Notorious terrorist 'Jihadi John' may have been killed in drone strike
The UK has been working "hand in glove" with the US on tracking down the British IS militant known as Jihadi John, Downing Street said after he was targeted by a US air strike.
The Pentagon said it was assessing whether Mohammed Emwazi was killed by the operation in the militants' stronghold of Raqqa in Syria.
Prime Minister David Cameron is to make a statement later today.
"We have been working hand in glove with the Americans to defeat Isil and to hunt down those murdering hostages," a Number 10 spokeswoman said.
"The Prime Minister has said before that tracking down these brutal murderers was a top priority."
Emwazi came to notoriety in a video in August 2014 which showed the beheading of US journalist James Foley.
He also appeared in videos showing the killings of UK hostages Alan Henning and David Haines, American journalist Steven Sotloff, aid worker Abdul-Rahman Kassig and Japanese journalists Kenji Goto and Haruna Yukawa shortly before they were killed.
A US official told the Associated Press that a drone had been used to carry out the attack on a vehicle in Raqqa which was believed to be carrying Emwazi.
Pentagon press secretary Peter Cook said: "US forces conducted an air strike in Raqqa, Syria, on November 12 2015 targeting Mohamed Emwazi, also known as 'Jihadi John'.
"We are assessing the results of tonight's operation and will provide additional information as and where appropriate."
Mr Haines, an aid worker from Scotland, was executed in September last year, having been held captive for 18 months.
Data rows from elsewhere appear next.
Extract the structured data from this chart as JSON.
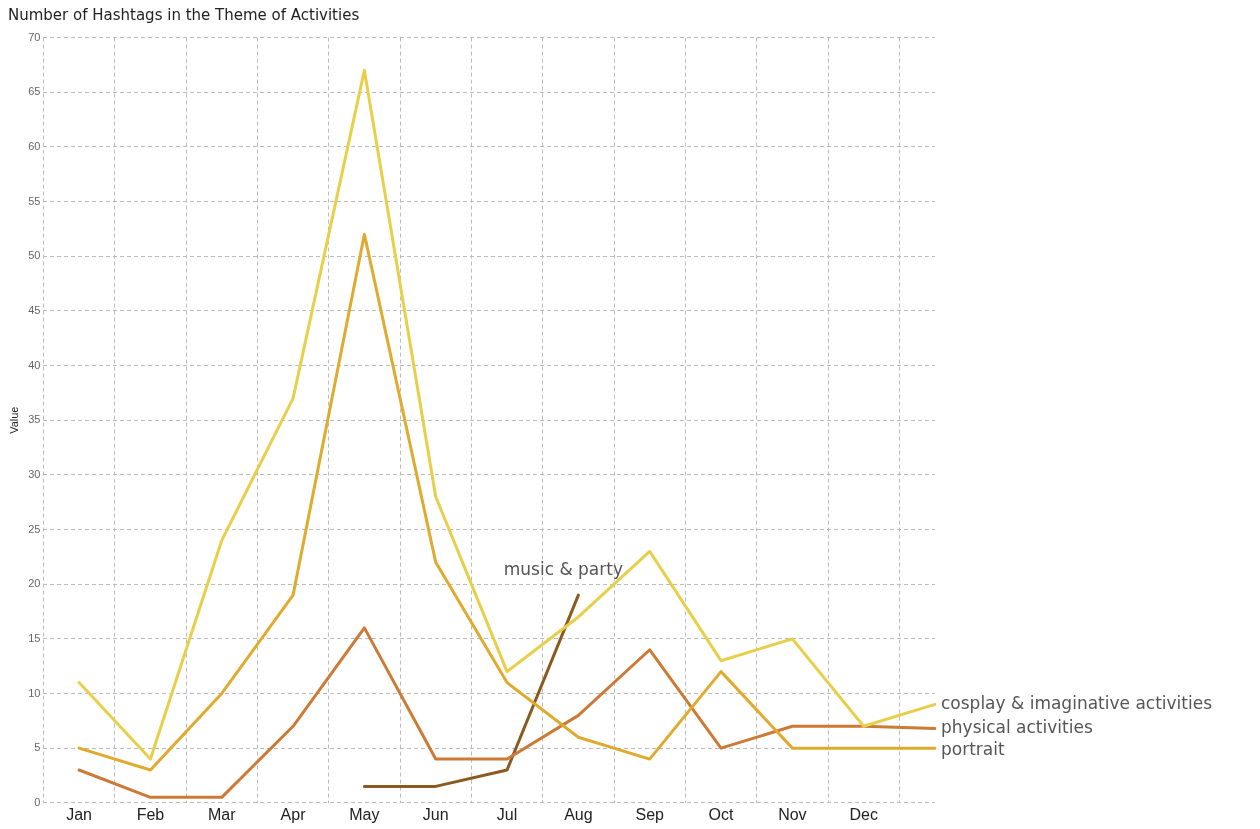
{
  "chart_data": {
    "type": "line",
    "title": "Number of Hashtags in the Theme of Activities",
    "ylabel": "Value",
    "categories": [
      "Jan",
      "Feb",
      "Mar",
      "Apr",
      "May",
      "Jun",
      "Jul",
      "Aug",
      "Sep",
      "Oct",
      "Nov",
      "Dec",
      null
    ],
    "ylim": [
      0,
      70
    ],
    "yticks": [
      0,
      5,
      10,
      15,
      20,
      25,
      30,
      35,
      40,
      45,
      50,
      55,
      60,
      65,
      70
    ],
    "grid": true,
    "legend": false,
    "marker": "none",
    "line_style": "solid",
    "series": [
      {
        "name": "cosplay & imaginative activities",
        "color": "#e8cf4a",
        "values": [
          11,
          4,
          24,
          37,
          67,
          28,
          12,
          17,
          23,
          13,
          15,
          7,
          9
        ]
      },
      {
        "name": "portrait",
        "color": "#e0aa2e",
        "values": [
          5,
          3,
          10,
          19,
          52,
          22,
          11,
          6,
          4,
          12,
          5,
          5,
          5
        ]
      },
      {
        "name": "physical activities",
        "color": "#cc7a35",
        "values": [
          3,
          0.5,
          0.5,
          7,
          16,
          4,
          4,
          8,
          14,
          5,
          7,
          7,
          6.8
        ]
      },
      {
        "name": "music & party",
        "color": "#8b5a1e",
        "values": [
          null,
          null,
          null,
          null,
          1.5,
          1.5,
          3,
          19,
          null,
          null,
          null,
          null,
          null
        ]
      }
    ]
  }
}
His daughter, Bethany, later said she felt the families of Emwazi's victims would only feel closure "once there's a bullet between (his) eyes".
A video released a month later showed 47-year-old Salford taxi driver Mr Henning appearing to be beheaded.
His daughter, Lucy, said she found out he had been killed when she saw an image posted on social media site Instagram.
Emwazi appeared in the videos dressed in black with only his eves visible, and spoke with a British accent as he went on anti-Western rants to the camera while wielding a knife.
It was not until February this year that the jihadist was unmasked as Kuwaiti-born Emwazi, who had lived in the UK since the age of six.
It emerged that Emwazi had been known to British intelligence services, but managed to travel to Syria in 2013.
In September, it was announced that two British nationals fighting with IS in Syria had been killed in an RAF drone strike.
Reyaad Khan, from Cardiff, who was said to present a "clear and present danger", was the target and died alongside fellow jihadi Ruhul Amin.
A third Briton, Junaid Hussain, who was said to be plotting with Khan, was killed three days later by a US drone.
The operation is being investigated by the Intelligence and Security Committee (ISC) which oversees the work of MI5, MI6 and GCHQ, after concerns were raised about its legal basis.